The Sheikh and the Runaway Princess(Desert Rogues, Book 4)(51) by Susan Mallery
He crossed to the window and stared out at the desert. “I’ve always thought the city a most beautiful place,” he said conversationally. “How much of the story do you know?”
“Some of it. Cala told me what happened but only you and she know the details. I doubt anyone knows the entire truth.”
“I suspect you are correct.”
He nodded. There was much gray in his hair and lines by his eyes, but he didn’t appear to be an old man. There was still an air of vitality about him. Did Cala find the king attractive? Sabrina thought she might.
He turned away from the window and walked to the far end of the room where an ancient tapestry showed several women being gifted to the king of El Bahar.
“That was a long time ago,” he said.
For a second Sabrina thought he meant the tapestry. “Yes, it was.”
He kept his attention on the tiny stitches. “Choices had to be made. Difficult choices. Ones that no man should have to make. Is he very angry with me?”
She ached for his pain. “You’ll need to discuss that with him,” she murmured.
“I shall.” He glanced at her over his shoulder. “But your lack of answer gives me the information I need. Kardal is very angry. I can’t blame him. From his perspective, I abandoned him. He was never acknowledged. I had no place in his life. There were reasons, but do they matter?”
“No,” she said before she could stop herself. “Children don’t care about reasons. They only know the results of actions. When a parent isn’t there, or makes it clear the child isn’t important, then the child is hurt and feels betrayed.”
He walked toward her, studying her. Sabrina kept her chin high and her shoulders square, but her manifestation of pride didn’t erase the fact that Givon knew her life story. He would know that she wasn’t just speaking about Kardal.
When he was standing in front of her, he took one of her hands. “I was a fool.
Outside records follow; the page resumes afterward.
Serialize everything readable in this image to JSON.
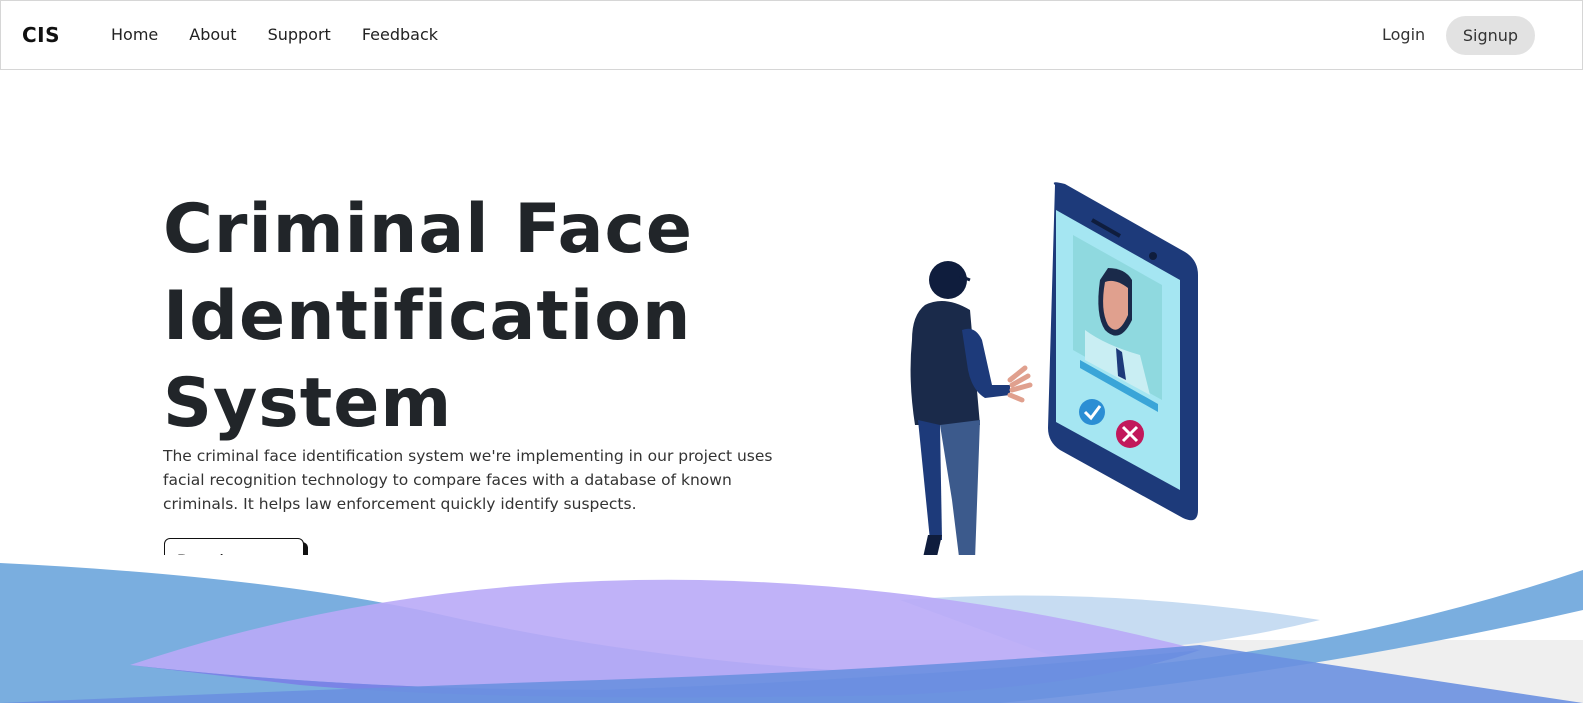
{
  "nav": {
    "brand": "CIS",
    "links": [
      "Home",
      "About",
      "Support",
      "Feedback"
    ],
    "login": "Login",
    "signup": "Signup"
  },
  "hero": {
    "title_line1": "Criminal Face",
    "title_line2": "Identification",
    "title_line3": "System",
    "description": "The criminal face identification system we're implementing in our project uses facial recognition technology to compare faces with a database of known criminals. It helps law enforcement quickly identify suspects.",
    "button": "Read more.."
  },
  "colors": {
    "wave_blue": "#7aaedf",
    "wave_purple": "#b9aaf7",
    "wave_light": "#c7dcf2",
    "phone_body": "#1d3a7a",
    "phone_screen": "#a5e6f2"
  }
}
Partly because I was hurt when Cala demanded that I never contact her or her child again, and partly because it was easier. I could suffer silently when I was alone, and no one else had to know. If I had acknowledged Kardal, questions would have been asked. Questions that I did not want to answer.”
He squeezed her fingers, then released them. “Expediency is never the answer. I should never have promised Cala. Or having promised, I should have broken my word. Kardal was more important than both of us.”
Sabrina followed him to the sofa and settled next to him. “King Givon, it’s not too late. Seeing the truth is the first step in making it right.”
“This can never be right.”
“Perhaps, but it can be better than it is now.” She leaned toward him. “Why did you come if not to make peace with the past?”
He was silent for a long time. “I came because I could no longer stay away. The pain of being without was too great. I wanted to know if there was a second chance.” He shrugged slightly. “Perhaps with both of them.”
Was it possible that after all this time they would rekindle their romance? Sabrina felt pleased at the thought.
King Givon smiled. “You think I am too old?”
“No. I think things are going to be very interesting around here.”
“Kardal will not approve.”
“Perhaps not at first,” she admitted. “But I don’t think it’s going to be his decision. His mother can be just as determined.”
“Tell me about Kardal. What is he like?”
She drew in a breath. “Obviously the best thing would be for you to get to know him yourself. But until that happens, I can tell you that he is a wonderful man. You’ll be proud of him.”
Givon shook his head. “I have no right to pride. I had no part in forming the man he has become. Is he a good leader? Do his people respect him?”
“Yes to both. He does not shy away from difficult decisions. He is strong, yet fair. You know about the joint air force with Bahania?”
“Yes. El Bahar will be a part of that as well. We will contribute financially as well as having airfields out in the desert.” He touched her slave bracelets. “I suspect you and Kardal met under most unusual circumstances.”
She laughed, then told him about getting stranded in the desert. “He brought me here, so I have found the City of Thieves after all.”
“You have not known him very long, yet you seem to understand him.”
“I try. In some ways we make each other crazy, but in other ways we get along perfectly.”
King Givon’s expression turned knowing. Sabrina shifted uncomfortably. “It’s not what you think,” she said, refusing to remember the kisses they had shared. “We’re friends. There’s not all that much royalty running around so we understand each other.”
“Does he know what he has in you? Does he know what is in your heart?”
Heat flared on her cheeks, but she refused to be embarrassed. “I assure you, there’s nothing to know.”
“Ah. So you have not yet admitted the truth even to yourself.”
“There’s nothing to admit.”
And even if there was, she thought to herself, and there wasn’t, it all meant nothing. Because no matter what she might dream about, reality was very different. Her destiny lay elsewhere, and not here with the Prince of Thieves.
Sabrina did not return to her own quarters after leaving King Givon in his. She had too much to think about. Too much to consider.